Biology is gradually turning into an 'exact' science. Genetics hints at the mechanisms underlying phenotypes, and molecular genetics documents how components interact; but now, an even deeper understanding of biological phenomena is being obtained by a mathematical description of the underlying principles. Take developmental biology, for example. How many morphogen molecules does a cell 'see'? And how many surface receptors are active at any one time? These and other questions are being addressed by increasingly sophisticated microscopy and image processing tools, coupled to mathematical modelling.

The fruitful steps towards obtaining a quantitative view of developmental biology are described by Oates and colleagues (p517), who — using examples from planar cell polarity to gene oscillations — emphasize the merit of this framework in enabling the interplay between theory and experiment. The authors also offer guidelines for conducting research in this young area, from making friends with theorists (see also an editorial in Nature Cell Biol. 11, 667; 2009) to selecting the most appropriate model.

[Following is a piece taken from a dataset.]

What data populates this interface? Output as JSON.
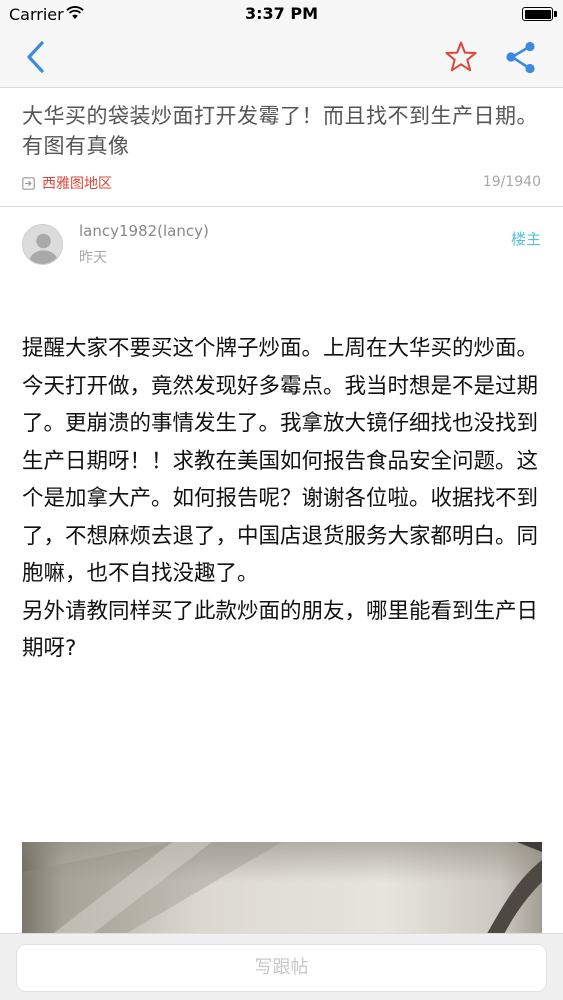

Other challenging areas of genetics are being subjected to unprecedented scrutiny by new tools, from high-throughput genomic technologies to better analytical methods. Examples include a deeper understanding of quantitative traits (see the Review by Mackay and colleagues on p565) and of the subtleties underlying traditional concept such as fitness (described by Orr on p531), and a dynamic description of viral sequence evolution (as covered by Pybus and Rambaut on p540).

A quantitative mindset not only brings biology closer to being a numerical science but is also hugely valuable in allowing knowledge to be integrated across many scales — temporal, geographical and across levels of biological organization.